Parkplätze in der Blauen Zone sind in Basel Mangelware. Dies haben auch die Verantwortlichen des Car-Sharing-Unternehmens «Catch a Car» festgestellt – denn sie suchen nun Parkplätze in der Innenstadt zur fixen Anmietung. Grundsätzlich widersprechen solche Parkplätze der Freefloating-Idee hinter «Catch a Car», dennoch gibt es bereits jetzt beim Bahnhof SBB sowie am Euro-Airport reservierte Parkplätze.

Nun prüfe das Unternehmen, ob künftig einer oder mehrere solcher fixen Abstellplätze auch an «strategisch guten Orten» zur Verfügung gestellt werden können, sagt «Catch a Car»-Geschäftsführer Adamo Bonorva. «Im Gegensatz zu den Mobility-Fahrzeugen brauchen wir Standorte unter freiem Himmel, damit die Satelliten-Ortung funktioniert und die Kunden auf der App jederzeit den exakten Standort der Fahrzeuge sehen können.»

Kanton hat kein Interesse

Solche Plätze könnte auch die Stadt zur Verfügung stellen, beispielsweise indem einzelne Parkplätze in der Blauen Zone für die Carsharing-Fahrzeuge reserviert würden – ähnlich wie dies aktuell bei einigen Taxistandplätzen der Fall ist. Doch davon will Simon Kettner, Leiter Mobilitätsstrategie beim Bau- und Verkehrsdepartement, nichts wissen. «Auch ein ‹Catch a Car› ist immer noch ein Auto, das in der Innenstadt herumsteht, und das wollen wir nicht zusätzlich fördern.»

Basel-Stadt biete Freefloating-Anbietern bereits jetzt interessante Möglichkeiten, etwa den Erwerb von Carsharing-Parkkarten, die das unbeschränkte Abstellen der Autos in der Blauen Zone ermöglichen. «Aus unserer Sicht genügt das. Wenn das Unternehmen nun bei Privaten oder Firmen zusätzliche Abstellplätze anmietet, so kann ich das verstehen.» Parkplätze an der Oberfläche seien in Basel ein sehr knappes Gut. Ziel sei, möglichst viele Autos in Parkhäuser zu bringen.

«Catch a Car» hat 2014 in Basel einen zweijährigen Pilotversuch mit zunächst 100, später 120 Autos gestartet. Letztes Jahr wurden die Versuchsphase abgeschlossen und der Regelbetrieb aufgenommen. Noch während der Versuchsphase wurde das Gebiet mehrfach vergrössert, zuletzt nach Binningen und Muttenz.

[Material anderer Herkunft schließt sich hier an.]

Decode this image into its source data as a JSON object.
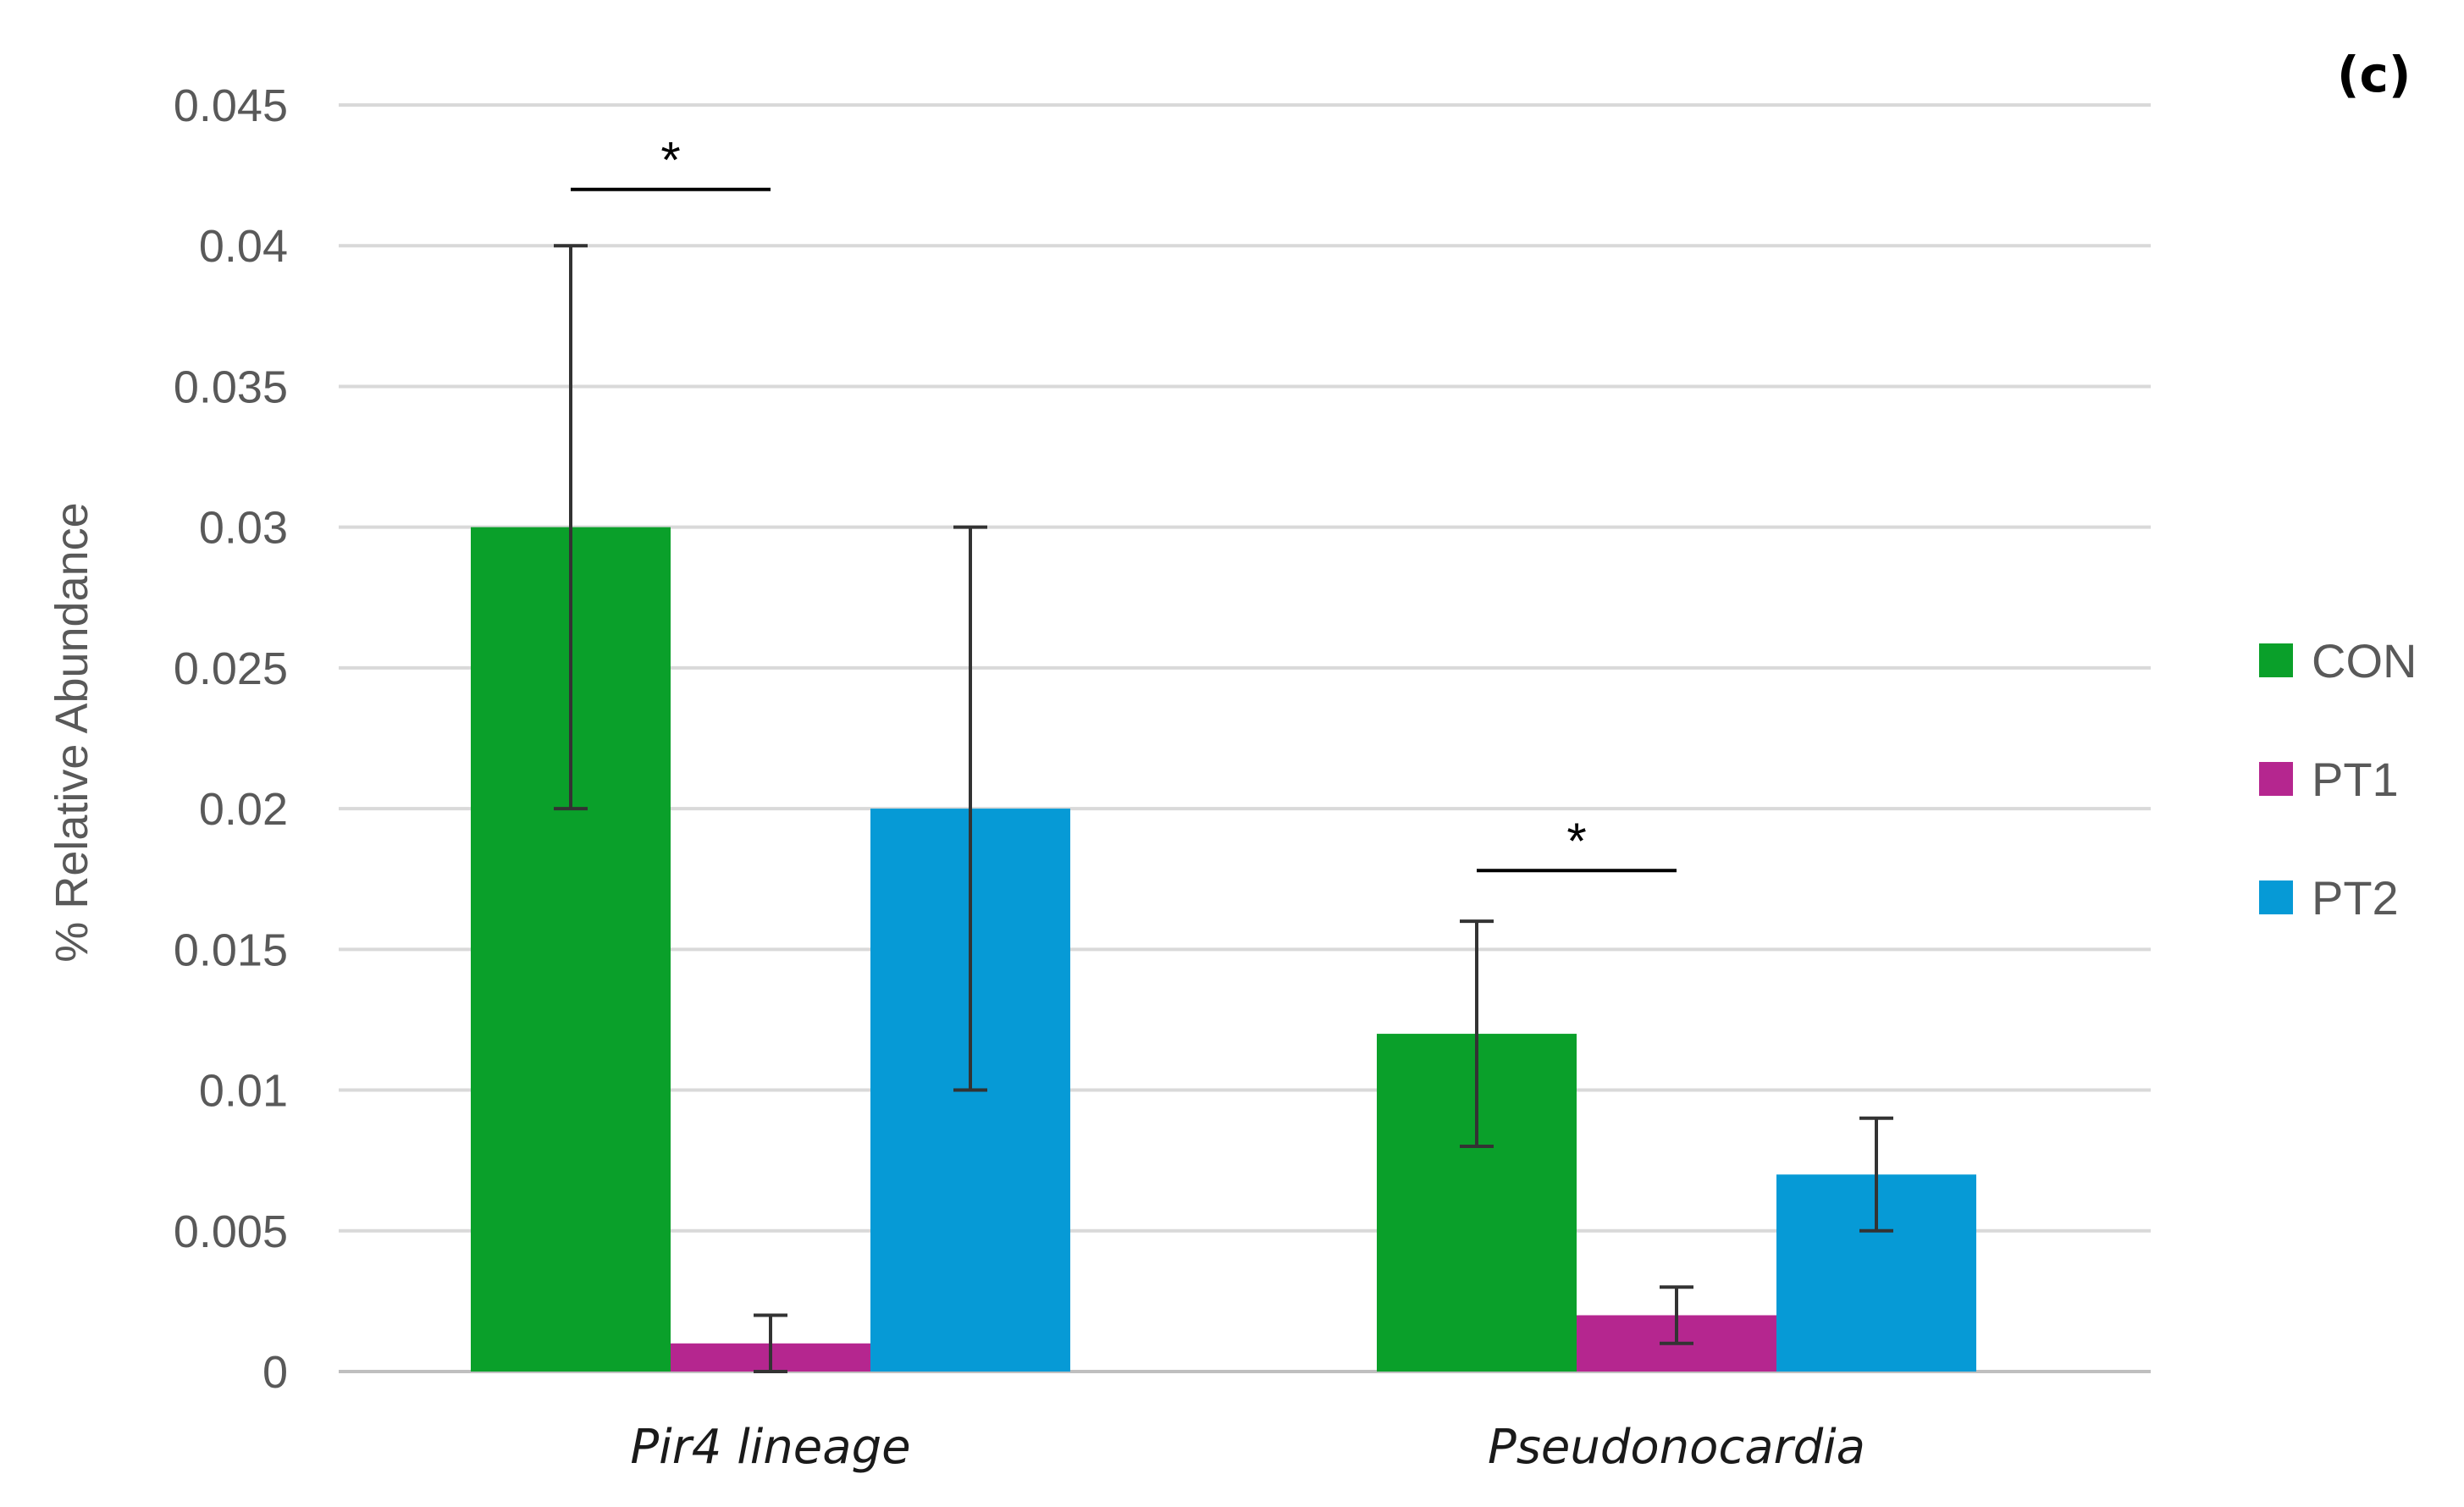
{
  "chart_data": {
    "type": "bar",
    "panel_label": "(c)",
    "ylabel": "% Relative Abundance",
    "xlabel": "",
    "ylim": [
      0,
      0.045
    ],
    "yticks": [
      0,
      0.005,
      0.01,
      0.015,
      0.02,
      0.025,
      0.03,
      0.035,
      0.04,
      0.045
    ],
    "ytick_labels": [
      "0",
      "0.005",
      "0.01",
      "0.015",
      "0.02",
      "0.025",
      "0.03",
      "0.035",
      "0.04",
      "0.045"
    ],
    "grid": true,
    "categories": [
      "Pir4 lineage",
      "Pseudonocardia"
    ],
    "series": [
      {
        "name": "CON",
        "color": "#0aa02a",
        "values": [
          0.03,
          0.012
        ],
        "errors": [
          0.01,
          0.004
        ]
      },
      {
        "name": "PT1",
        "color": "#b5268f",
        "values": [
          0.001,
          0.002
        ],
        "errors": [
          0.001,
          0.001
        ]
      },
      {
        "name": "PT2",
        "color": "#069ad6",
        "values": [
          0.02,
          0.007
        ],
        "errors": [
          0.01,
          0.002
        ]
      }
    ],
    "legend_position": "right",
    "significance": [
      {
        "category_index": 0,
        "series_from": 0,
        "series_to": 1,
        "level": 0.042,
        "label": "*"
      },
      {
        "category_index": 1,
        "series_from": 0,
        "series_to": 1,
        "level": 0.0178,
        "label": "*"
      }
    ]
  }
}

In Zeitungsberichten wurde mehrfach kritisiert, dass die Autos seither vor allem an der Peripherie abgestellt würden. Mit den zentral gelegenen reservierten Parkplätzen versucht das Unternehmen nun, diesem Trend entgegenzuwirken. So wird die Parkplatz-Suche explizit mit einer Umfrage zur Parksituation in der Basler Innenstadt begründet, die das Unternehmen im Januar durchgeführt hat.